Cet univers semble très éloigné du mode de vie plus écologique et plus social que prône désormais la société. Est-ce un monde voué à disparaître ?
A.M. : Un tourisme de luxe écologique est en train de se développer. Si le contenu de la consommation change, sa forme sera inchangée : il y aura toujours une montée en puissance des marchés du luxe qui s’adaptera pour attirer les classes les plus riches et de plus en plus nombreuses.

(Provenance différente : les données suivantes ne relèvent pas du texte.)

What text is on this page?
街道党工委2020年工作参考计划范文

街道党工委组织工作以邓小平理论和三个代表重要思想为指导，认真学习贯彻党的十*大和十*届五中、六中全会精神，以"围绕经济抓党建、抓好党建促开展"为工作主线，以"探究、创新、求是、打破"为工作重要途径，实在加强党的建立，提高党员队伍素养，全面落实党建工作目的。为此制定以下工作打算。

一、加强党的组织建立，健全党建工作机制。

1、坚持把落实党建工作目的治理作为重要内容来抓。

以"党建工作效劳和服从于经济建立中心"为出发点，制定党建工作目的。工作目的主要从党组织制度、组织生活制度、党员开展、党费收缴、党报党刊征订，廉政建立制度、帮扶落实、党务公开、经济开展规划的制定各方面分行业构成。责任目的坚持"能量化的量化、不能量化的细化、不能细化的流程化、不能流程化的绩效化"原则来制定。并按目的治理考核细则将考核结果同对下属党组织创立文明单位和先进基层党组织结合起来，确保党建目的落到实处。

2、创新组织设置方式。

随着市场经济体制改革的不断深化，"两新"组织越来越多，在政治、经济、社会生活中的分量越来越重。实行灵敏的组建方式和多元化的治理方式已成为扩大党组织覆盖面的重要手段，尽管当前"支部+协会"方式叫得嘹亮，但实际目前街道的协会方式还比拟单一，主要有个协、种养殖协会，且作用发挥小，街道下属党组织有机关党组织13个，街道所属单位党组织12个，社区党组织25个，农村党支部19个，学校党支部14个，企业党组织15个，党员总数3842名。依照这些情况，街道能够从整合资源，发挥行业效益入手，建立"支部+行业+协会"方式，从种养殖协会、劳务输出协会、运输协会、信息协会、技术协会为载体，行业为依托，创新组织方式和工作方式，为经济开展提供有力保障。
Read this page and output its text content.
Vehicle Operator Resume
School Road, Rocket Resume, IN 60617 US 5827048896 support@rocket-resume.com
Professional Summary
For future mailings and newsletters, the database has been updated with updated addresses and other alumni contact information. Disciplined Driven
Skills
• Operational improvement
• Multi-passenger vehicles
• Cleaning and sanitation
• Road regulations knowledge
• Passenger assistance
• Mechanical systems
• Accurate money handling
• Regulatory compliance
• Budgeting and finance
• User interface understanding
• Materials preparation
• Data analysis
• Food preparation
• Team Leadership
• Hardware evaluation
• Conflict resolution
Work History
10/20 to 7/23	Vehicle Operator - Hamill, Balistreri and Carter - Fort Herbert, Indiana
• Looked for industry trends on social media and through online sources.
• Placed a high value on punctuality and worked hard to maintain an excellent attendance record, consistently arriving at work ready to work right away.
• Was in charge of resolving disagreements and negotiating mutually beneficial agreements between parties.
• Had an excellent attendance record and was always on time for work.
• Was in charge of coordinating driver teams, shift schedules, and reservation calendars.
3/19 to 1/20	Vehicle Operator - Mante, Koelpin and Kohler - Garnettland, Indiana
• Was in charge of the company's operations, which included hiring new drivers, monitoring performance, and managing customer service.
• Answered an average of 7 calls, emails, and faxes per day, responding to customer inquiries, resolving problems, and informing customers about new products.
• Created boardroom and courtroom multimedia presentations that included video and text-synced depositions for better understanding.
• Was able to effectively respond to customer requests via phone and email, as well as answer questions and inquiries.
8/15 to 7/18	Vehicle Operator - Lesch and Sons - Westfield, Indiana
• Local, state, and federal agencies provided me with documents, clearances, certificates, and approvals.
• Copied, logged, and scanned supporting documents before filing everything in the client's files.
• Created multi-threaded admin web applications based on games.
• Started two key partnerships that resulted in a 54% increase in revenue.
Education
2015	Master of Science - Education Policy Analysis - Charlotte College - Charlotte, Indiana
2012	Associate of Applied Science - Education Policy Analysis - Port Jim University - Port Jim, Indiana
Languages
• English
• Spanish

Seule une politique de redistribution du capital permettrait d’endiguer ce phénomène.
Quelle est votre principal message dans ce livre ?
A.M. : Ce que j’appelle le « capital féminin » où tout tourne autour de la beauté des femmes dans la vie nocturne des VIP. Alors que les hommes peuvent s’enrichir grâce à l’utilisation stratégique des filles comme les propriétaires de clubs, dont beaucoup étaient d’anciens promoteurs, devenus millionnaires, et les clients qui tissent des liens sociaux précieux entre eux ; les femmes ne capitalisent pas sur la valeur de leur beauté. Prenez l’exemple des yachts sur le port de Saint-Tropez : chacun doit avoir ses « yachts girls », mais elles sont pour la plupart jetables et interchangeables. Ces dernières participent à la soirée, entre caviar et champagne, mais sont elles-mêmes exclues des flux de capitaux qu’elles génèrent. Pour moi, il s’agit d’un monde dirigé par des hommes, pour des hommes et sur des filles.